Of course, as Inu and I noted, there are actual definitions of milk already, which are much broader, and include the following: “Any of various potable liquids resembling milk, such as coconut milk or soymilk.” But the dairy industry wanted to redefine the word in a way that gives it a commercial advantage:
“This was a bill that was brought to us by the dairy industry. We have been losing cattle farms at a very rapid rate in Virginia. You can argue the merits of the competition of what constitutes milk, and whether people drink milk the way we used to when we were kids, but the bottom line is they are trying to preserve their unique brand,” said Sen. Chap Petersen of Fairfax City.
They came close to succeeding, but fortunately, they were defeated at the last minute with an executive veto. Here’s how it played out.
The Daily News‐Record described the origins of the legislation as follows:
For decades, dairy farmers have been fighting over what is and isn’t milk as plant‐based beverages have been using the name “milk” in their labeling. In grocery stores the different products can be found on the same shelf, making it difficult to separate what comes from an animal and what comes from plants, critics say.
In an effort to change that, Del. Barry Knight, R‐Chesapeake, filed House Bill 119 that would define milk as the “lacteal secretion, practically free of colostrums, obtained by the complete milking of a healthy hooved mammal.”
Any beverage being labeled as milk that fails to meet the proposed definition would be prohibited.
Showing their support to the agricultural community, Del. Chris Runion, R‐Bridgewater, became a chief co‐patron to the legislation and Del. Tony Wilt, R‐Broadway, also became a sponsor.
Runion said in a previous interview with the Daily News‐Record that he added his name to the bill because of whom he represents in the Valley.
Early on, it seemed that the industry might succeed. The bill passed the Virginia House by 66 to 32 and it passed the Senate by 24 to 16.
Pursuant to Article V, Section 6, of the Constitution of Virginia, I veto House Bill 119, which defines “milk” as the lacteal secretion of a healthy hooved mammal and provides that a food product would be unlawfully misbranded if it fails to meet that definition.
Eliminating the ability to label certain food products with the term “milk” could hinder some businesses’ ability to thrive in Virginia. This bill likely conflicts with both the United States Constitution and the Constitution of Virginia and each’s protection of commercial speech.
Accordingly, I veto this bill.
Yes, the statute would have hurt businesses, and it would have conflicted with speech protections. In addition, it would have misled consumers who are familiar with almond milk and other types of milk and expect to see them labeled as such.
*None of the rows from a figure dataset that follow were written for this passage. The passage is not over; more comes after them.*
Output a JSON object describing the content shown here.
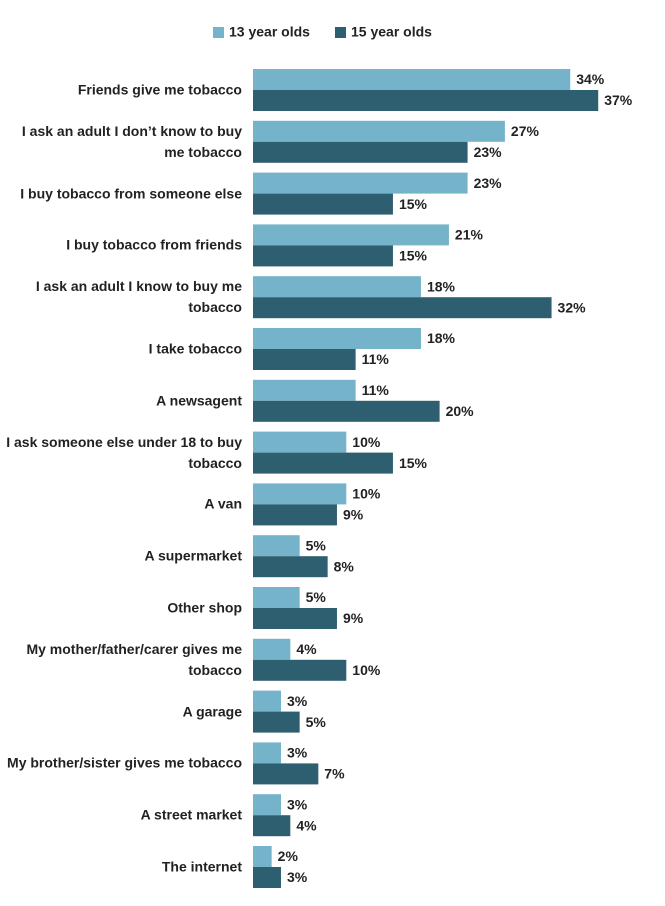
{
  "chart_data": {
    "type": "bar",
    "orientation": "horizontal",
    "categories": [
      "Friends give me tobacco",
      "I ask an adult I don’t know to buy me tobacco",
      "I buy tobacco from someone else",
      "I buy tobacco from friends",
      "I ask an adult I know to buy me tobacco",
      "I take tobacco",
      "A newsagent",
      "I ask someone else under 18 to buy tobacco",
      "A van",
      "A supermarket",
      "Other shop",
      "My mother/father/carer gives me tobacco",
      "A garage",
      "My brother/sister gives me tobacco",
      "A street market",
      "The internet"
    ],
    "series": [
      {
        "name": "13 year olds",
        "color": "#74b3c9",
        "values": [
          34,
          27,
          23,
          21,
          18,
          18,
          11,
          10,
          10,
          5,
          5,
          4,
          3,
          3,
          3,
          2
        ],
        "value_labels": [
          "34%",
          "27%",
          "23%",
          "21%",
          "18%",
          "18%",
          "11%",
          "10%",
          "10%",
          "5%",
          "5%",
          "4%",
          "3%",
          "3%",
          "3%",
          "2%"
        ]
      },
      {
        "name": "15 year olds",
        "color": "#2e5f70",
        "values": [
          37,
          23,
          15,
          15,
          32,
          11,
          20,
          15,
          9,
          8,
          9,
          10,
          5,
          7,
          4,
          3
        ],
        "value_labels": [
          "37%",
          "23%",
          "15%",
          "15%",
          "32%",
          "11%",
          "20%",
          "15%",
          "9%",
          "8%",
          "9%",
          "10%",
          "5%",
          "7%",
          "4%",
          "3%"
        ]
      }
    ],
    "legend": "top"
  }
}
There was some talk of a legislative override of the veto, but this attempt ultimately failed. So for now, Virginia is a safe space for all the milks. Nonetheless, the battle over milk definitions is likely to continue.
(It’s worth noting that the legislation would not have gone into effect until 11 of 14 other states in the Southern region also passed similar legislation six months before, after, or on Oct. 1, 2029. But other states have passed similar legislation, so each step in that direction is a bad one).